Subsystem of generation and associated loads that can separate from the distribution system to isolate from disturbances without harming the transmission grid's integrity and providing higher local reliability by islanding generation and load together.  Allows for local control of distributed generation, eliminating the need for central dispatch.

From NAESB report to NIST
"electric island"

>From http://www.electricdistribution.ctc.com/microgrids.htm
A microgrid, a local energy network, offers integration of DER with local electric loads, which can operate in parallel with the grid or in an intentional island mode to provide a customized level of high reliability and resilience to grid disturbances. This advanced, integrated distribution system addresses the need for application in locations with electric supply and/or delivery constraints, in remote sites, and for protection of critical loads and economically sensitive development.  By operating microgrid in the islanding mode, critical loads can continue to operate, impervious to grid disturbance events.

CERTS Microgrid:
A key feature of a microgrid, is its ability, during a utility grid disturbance, to separate and isolate itself from the utility seamlessly with little or no disruption to the loads within the microgrid (e.g., in the CERTS Microgrid concept, no impacts on power quality). Then, when the utility grid returns to normal, the microgrid automatically resynchronizes and reconnects itself to the grid, in an equally seamless fashion.  A critical feature of the CERTS Microgrid is its presentation to the surrounding distribution grid as a single self-controlled entity. A CERTS Microgrid appears to the grid as indistinguishable from other customer sites that do not include DER. This presentation means that the microgrid avoids many of the current concerns associated with integrating DER, such as how many DER the system can tolerate before their collective electrical impact begins to create problems like excessive current flows into faults and voltage fluctuations.   The peer-to-peer concept insures that no single component, such as a master controller or a central storage unit, is required for operation of the microgrid. Therefore, by its very design, the CERTS Microgrid can continue operating with loss of an individual component or generator.

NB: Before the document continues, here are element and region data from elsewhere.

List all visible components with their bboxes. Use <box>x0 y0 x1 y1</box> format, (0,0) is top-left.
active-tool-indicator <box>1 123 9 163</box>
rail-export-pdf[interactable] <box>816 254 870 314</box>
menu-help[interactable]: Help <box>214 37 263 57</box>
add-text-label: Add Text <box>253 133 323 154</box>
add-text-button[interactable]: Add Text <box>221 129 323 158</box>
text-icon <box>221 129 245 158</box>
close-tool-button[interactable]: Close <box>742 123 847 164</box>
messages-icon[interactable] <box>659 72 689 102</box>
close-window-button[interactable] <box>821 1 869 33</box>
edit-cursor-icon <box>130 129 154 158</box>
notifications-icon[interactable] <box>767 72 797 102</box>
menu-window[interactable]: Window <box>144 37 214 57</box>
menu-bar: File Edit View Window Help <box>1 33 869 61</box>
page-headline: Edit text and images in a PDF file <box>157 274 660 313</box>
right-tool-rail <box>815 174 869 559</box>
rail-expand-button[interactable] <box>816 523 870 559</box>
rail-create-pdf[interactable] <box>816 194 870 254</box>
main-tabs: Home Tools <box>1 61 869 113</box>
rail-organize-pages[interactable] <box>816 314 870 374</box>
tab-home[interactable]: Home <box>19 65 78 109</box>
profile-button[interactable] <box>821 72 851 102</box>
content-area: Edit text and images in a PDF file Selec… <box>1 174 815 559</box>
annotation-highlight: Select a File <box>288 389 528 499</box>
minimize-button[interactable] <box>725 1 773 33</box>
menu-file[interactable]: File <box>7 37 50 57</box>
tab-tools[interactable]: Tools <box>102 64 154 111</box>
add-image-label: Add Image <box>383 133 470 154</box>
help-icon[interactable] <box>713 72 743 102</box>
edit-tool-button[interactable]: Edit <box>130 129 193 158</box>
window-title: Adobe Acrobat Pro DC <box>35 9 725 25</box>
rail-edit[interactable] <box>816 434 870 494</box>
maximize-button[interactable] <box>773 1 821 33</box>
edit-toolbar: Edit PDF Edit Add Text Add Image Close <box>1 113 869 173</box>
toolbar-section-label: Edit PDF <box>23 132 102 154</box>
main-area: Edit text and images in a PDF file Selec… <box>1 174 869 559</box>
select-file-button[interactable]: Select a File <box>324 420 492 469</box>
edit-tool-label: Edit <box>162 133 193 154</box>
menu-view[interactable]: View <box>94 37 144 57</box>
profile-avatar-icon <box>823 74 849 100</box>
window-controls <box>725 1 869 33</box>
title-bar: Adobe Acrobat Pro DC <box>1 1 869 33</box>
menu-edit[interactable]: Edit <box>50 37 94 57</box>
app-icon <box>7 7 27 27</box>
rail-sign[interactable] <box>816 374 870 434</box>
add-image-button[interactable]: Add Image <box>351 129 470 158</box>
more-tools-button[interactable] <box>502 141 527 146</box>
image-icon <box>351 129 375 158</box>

>From http://www.electricdistribution.ctc.com/microgrids.htm
http://www.electricdistribution.ctc.com/pdfs/Microgrid_Assessment_Phase_1.pdf : (slide 4, also more detail at slides 9-11)
No clear definition, but characteristics include ability to operate 'islanded' or 'grid parallel', and to switch seamlessly between these two modes, and to include significant DER capacity; driven by DER technology rather than by energy service requirements.

Smaller-scale electrical systems spanning college campuses, municipalities and business parks, where energy is generated, stored and very closely managed on an intensely local level.  Without being hooked into one of the larger national grids, there are less likely to be disruptions due to peak demand or excessive power loads.  Easier to do DR.  Can store enough energy to keep power flowing during blackouts or other disruptions. This makes them ideal for emergency services, hospitals, and of course, the military.